The Veteran Response to Dosage in Chiropractic Therapy (VERDICT) trial was a large-scale, randomized, pragmatic clinical trial (PCT) [22] conducted as part of the Pain Management Collaboratory (PMC), a network of 16 PCTs and a coordinating center charged with studying the effectiveness and implementation of non-pharmacological interventions for pain and co-occurring conditions in veteran and military healthcare systems [23–25]. The VERDICT trial was designed to evaluate the effectiveness of varied dosage levels of chiropractic care for the management of CLBP in veterans [22]. One aim of the PMC trials is to better understand the biopsychosocial experience and healthcare needs of veterans with chronic pain among key patient populations, including younger and older veterans [26]. The purpose of this study was to compare age differences in the baseline demographic and clinical characteristics of younger (< 65 years) and older (≥ 65 years) veterans who participated in the VERDICT trial.
Methods
Study design
This cross-sectional study is a secondary analysis of baseline data from VERDICT, a pragmatic, parallel group, multisite randomized clinical trial designed to identify the effectiveness of different dosages of chiropractic care for veterans with CLBP [22]. The VERDICT trial was conducted at 4 VA Healthcare Systems: Iowa City, Iowa; West Haven, Connecticut; Minneapolis, Minnesota; and Greater Los Angeles, California.
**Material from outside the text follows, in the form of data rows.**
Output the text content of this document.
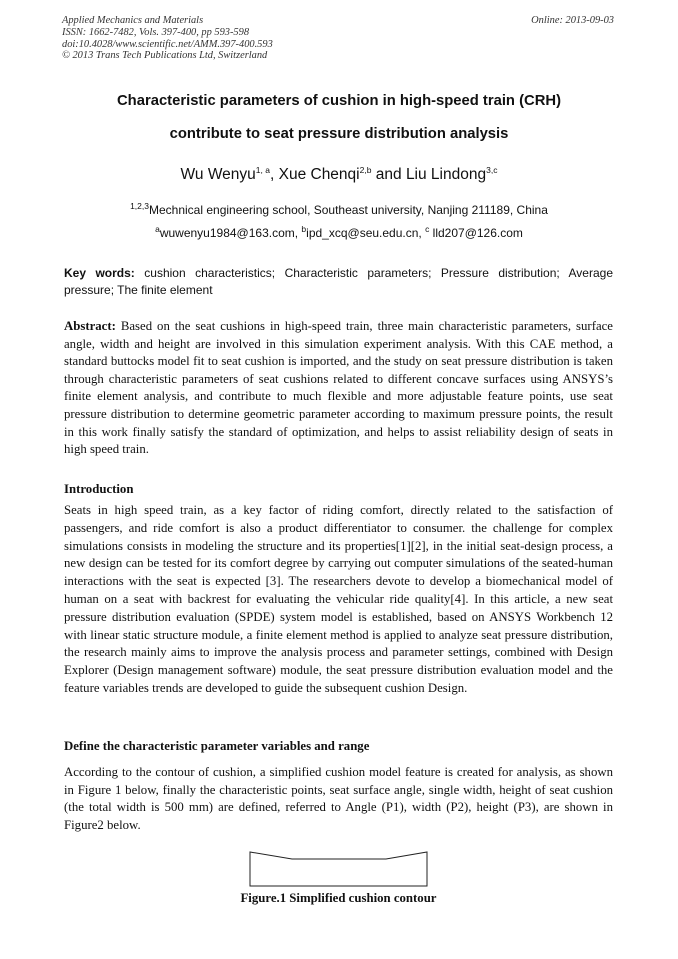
Applied Mechanics and Materials
ISSN: 1662-7482, Vols. 397-400, pp 593-598
doi:10.4028/www.scientific.net/AMM.397-400.593
© 2013 Trans Tech Publications Ltd, Switzerland
Online: 2013-09-03
Characteristic parameters of cushion in high-speed train (CRH)
contribute to seat pressure distribution analysis
Wu Wenyu$^{1, a}$, Xue Chenqi$^{2,b}$ and Liu Lindong$^{3,c}$
$^{1,2,3}$Mechnical engineering school, Southeast university, Nanjing 211189, China
$^a$wuwenyu1984@163.com, $^b$ipd_xcq@seu.edu.cn, $^c$ lld207@126.com
Key words: cushion characteristics; Characteristic parameters; Pressure distribution; Average pressure; The finite element
Abstract: Based on the seat cushions in high-speed train, three main characteristic parameters, surface angle, width and height are involved in this simulation experiment analysis. With this CAE method, a standard buttocks model fit to seat cushion is imported, and the study on seat pressure distribution is taken through characteristic parameters of seat cushions related to different concave surfaces using ANSYS’s finite element analysis, and contribute to much flexible and more adjustable feature points, use seat pressure distribution to determine geometric parameter according to maximum pressure points, the result in this work finally satisfy the standard of optimization, and helps to assist reliability design of seats in high speed train.
Introduction
Seats in high speed train, as a key factor of riding comfort, directly related to the satisfaction of passengers, and ride comfort is also a product differentiator to consumer. the challenge for complex simulations consists in modeling the structure and its properties[1][2], in the initial seat-design process, a new design can be tested for its comfort degree by carrying out computer simulations of the seated-human interactions with the seat is expected [3]. The researchers devote to develop a biomechanical model of human on a seat with backrest for evaluating the vehicular ride quality[4]. In this article, a new seat pressure distribution evaluation (SPDE) system model is established, based on ANSYS Workbench 12 with linear static structure module, a finite element method is applied to analyze seat pressure distribution, the research mainly aims to improve the analysis process and parameter settings, combined with Design Explorer (Design management software) module, the seat pressure distribution evaluation model and the feature variables trends are developed to guide the subsequent cushion Design.
Define the characteristic parameter variables and range
According to the contour of cushion, a simplified cushion model feature is created for analysis, as shown in Figure 1 below, finally the characteristic points, seat surface angle, single width, height of seat cushion (the total width is 500 mm) are defined, referred to Angle (P1), width (P2), height (P3), are shown in Figure2 below.
Figure.1 Simplified cushion contour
The study received ethics approval from the Yale University Institutional Review Board (IRB) (Yale IRB 2000025406; 5/22/2019) and the VA Central IRB (VA CIRB 1613761; 18–34; 1/19/2019). VERDICT was registered prospectively at ClinicalTrials.gov (NCT04087291). The first participant was enrolled on 2/22/2021, the final participant was enrolled on 5/10/2024, which constituted the final date of baseline data collection. Clinical trial data were collected through May 21, 2025. This manuscript was prepared using the STROBE reporting checklist [27].
Participants
VERDICT enrolled 766 participants who currently used VA healthcare services and met these inclusion criteria: age ≥ 18 years; self-reported CLBP [LBP that persisted for ≥ 3 months with pain on at least half the days in the last 6 months]; LBP pain intensity score ≥ 2 at baseline on the Pain, Enjoyment and General Activity (PEG) instrument [28]; LBP disability score ≥ 4 at baseline on the Roland Morris Disability Questionnaire (RMDQ); ability to comprehend study details without a proxy; an International Classification of Diseases, Tenth Revision (ICD-10) [29] diagnosis confirming neuromusculoskeletal LBP [see Supplemental Materials]; and willingness to attend chiropractic visits for up to 1 year [29, 30]. Participants were deemed ineligible if they met any exclusion criterion: inability to complete outcomes or provide informed consent; plans to move; currently under chiropractic care; no phone and/or no email address; participating in another study of pain treatments; current or planned hospice care; or current or planned pregnancy. As this was a pragmatic trial, our goal was to reflect routine chiropractic care in VA settings [22]. Thus, participants were excluded for clinical conditions only if the licensed Doctor of Chiropractic who completed a clinical examination determined that chiropractic care could not be safely provided due to suspected or confirmed conditions, such as neurological deficits, visceral pathology, fractures, infections, or inflammatory arthropathies [22]. The age cutoff of 65 years was selected for this analysis as veterans in this age group may receive healthcare funding from both the VA and the Medicare program, leading to the potential for duplicative payments for some services [31].
Data collection
Our data collection methods are described in detail in the published study protocol [22]. Demographic data, service-connected disability status, period of military service, national and state deprivation indexes, and ICD-10 codes for LBP were obtained from the VA electronic health record (EHR). Patient-reported data were collected via survey at the baseline visit using Research Electronic Data Capture (REDCap; Vanderbilt University, Nashville, Tennessee, U.S.) [32]. The primary outcome was the RMDQ score [30, 33]. Secondary outcomes included pain intensity and overall pain interference via the PEG instrument and the Patient-Reported Outcomes Measurement Information System (PROMIS^®^) domains of pain interference, sleep disturbance, fatigue, satisfaction with roles and activities, self-efficacy, and global physical and mental health that were collected using computerized adaptive testing [28, 34]. We used standardized instruments to assess alcohol use, depression, anxiety, post-traumatic stress disorder (PTSD), and sleep disturbance [34–40]. The dichotomization thresholds for these instruments are well-supported by current clinical guidelines and validation studies in veteran and primary care populations and were harmonized to allow comparison of core outcomes measures across trials aligned with the PMC [24].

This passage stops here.